According to a July 18 report, the amount of leaked chromium cited in the consent decree may be wrong. U.S. Steel’s groundwater sampling, reviewed by the City’s experts, shows the carcinogenic hexavalent chromium may still be discharging into the Burns Waterway, which flows into Lake Michigan. Not only this, but flow monitors installed by U.S. Steel in its Enhanced Wastewater Process Monitoring Design study gave contradicting chromium levels, meaning the dangerous toxin could still be leaking, unmonitored, according to Surfrider’s reply.
“When the hexavalent chromium spill happened last April, not all of the chromium went down the outfall pipe,” claims Weinstock, “We’ve learned that there’s hexavalent chromium in the groundwater beneath the facility. That is new information [since agreeing to the stay.] Ground impacts are not reflected at all in the consent decree.
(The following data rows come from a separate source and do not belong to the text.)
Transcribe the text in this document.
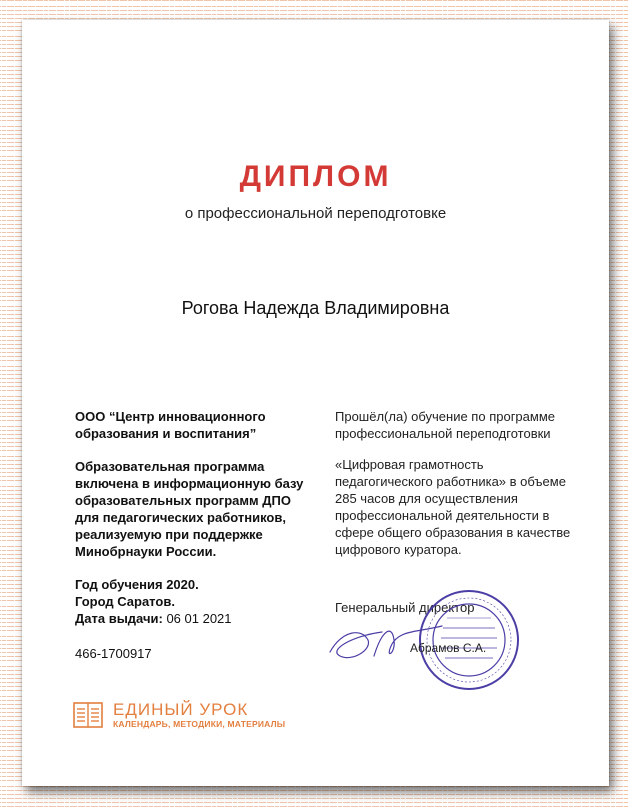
ДИПЛОМ
о профессиональной переподготовке
Рогова Надежда Владимировна
ООО “Центр инновационного образования и воспитания”
Образовательная программа включена в информационную базу образовательных программ ДПО для педагогических работников, реализуемую при поддержке Минобрнауки России.
Год обучения 2020.
Город Саратов.
Дата выдачи: 06 01 2021
466-1700917

Прошёл(ла) обучение по программе профессиональной переподготовки

«Цифровая грамотность педагогического работника» в объеме 285 часов для осуществления профессиональной деятельности в сфере общего образования в качестве цифрового куратора.

Генеральный директор
Абрамов С.А.
ЕДИНЫЙ УРОК
КАЛЕНДАРЬ, МЕТОДИКИ, МАТЕРИАЛЫ
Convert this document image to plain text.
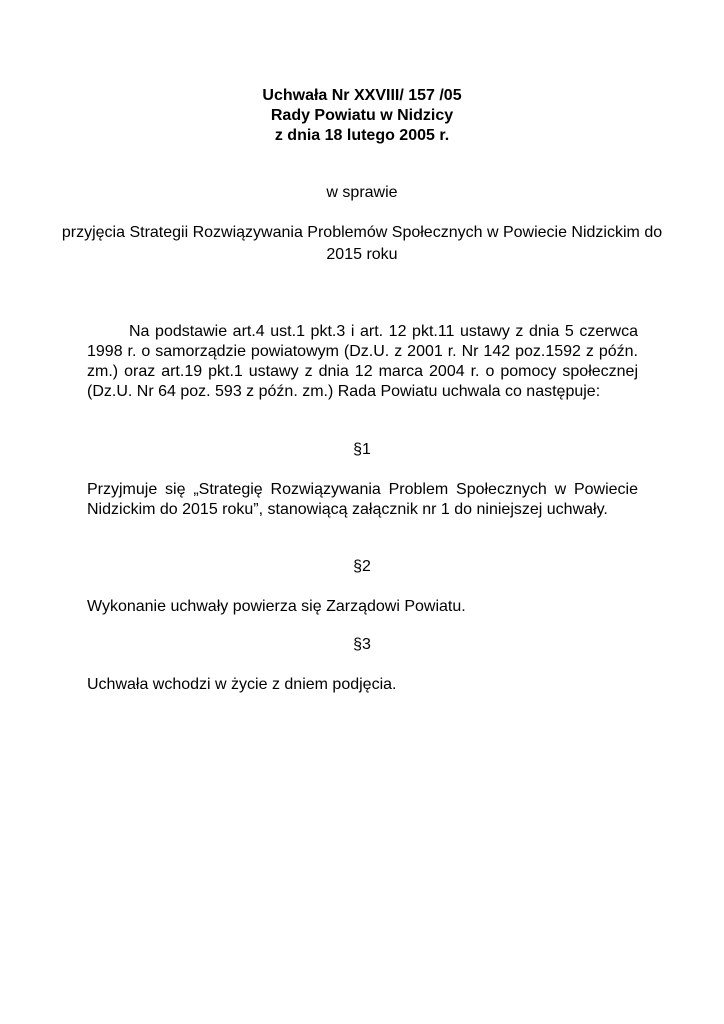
Uchwała Nr XXVIII/ 157 /05
Rady Powiatu w Nidzicy
z dnia 18 lutego 2005 r.
w sprawie
przyjęcia Strategii Rozwiązywania Problemów Społecznych w Powiecie Nidzickim do 2015 roku
Na podstawie art.4 ust.1 pkt.3 i art. 12 pkt.11 ustawy z dnia 5 czerwca 1998 r. o samorządzie powiatowym (Dz.U. z 2001 r. Nr 142 poz.1592 z późn. zm.) oraz art.19 pkt.1 ustawy z dnia 12 marca 2004 r. o pomocy społecznej (Dz.U. Nr 64 poz. 593 z późn. zm.) Rada Powiatu uchwala co następuje:
§1
Przyjmuje się „Strategię Rozwiązywania Problem Społecznych w Powiecie Nidzickim do 2015 roku”, stanowiącą załącznik nr 1 do niniejszej uchwały.
§2
Wykonanie uchwały powierza się Zarządowi Powiatu.
§3
Uchwała wchodzi w życie z dniem podjęcia.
If there was chromium that spilled into the soil and got to the groundwater, that raises serious questions about the volumes of the spill that were used to notify the public and were used in calculating penalties.”
The consent decree, which would bring U.S. Steel into compliance for its April 2017 spill, would only address the causes of that specific spill — breached conveyance, poor maintenance, and inadequately designed containment — but would not address the causes of the ongoing groundwater leakage or even the October 2017 chromium spill, which was caused by inspection, cleaning, and monitoring failure, according to Surfrider’s reply.
Templeton went on the say, “when a company is breaking the law, is aware that it’s breaking the law, and regulators know and are not enforcing the law, then what kind of behavior do you think the company is going to engage in?”
U.S. Steel declined to comment while both parties wait to hear from magistrate judge Andrew Rodovich at Hammond’s U.S. District Court on whether he will lift the stay.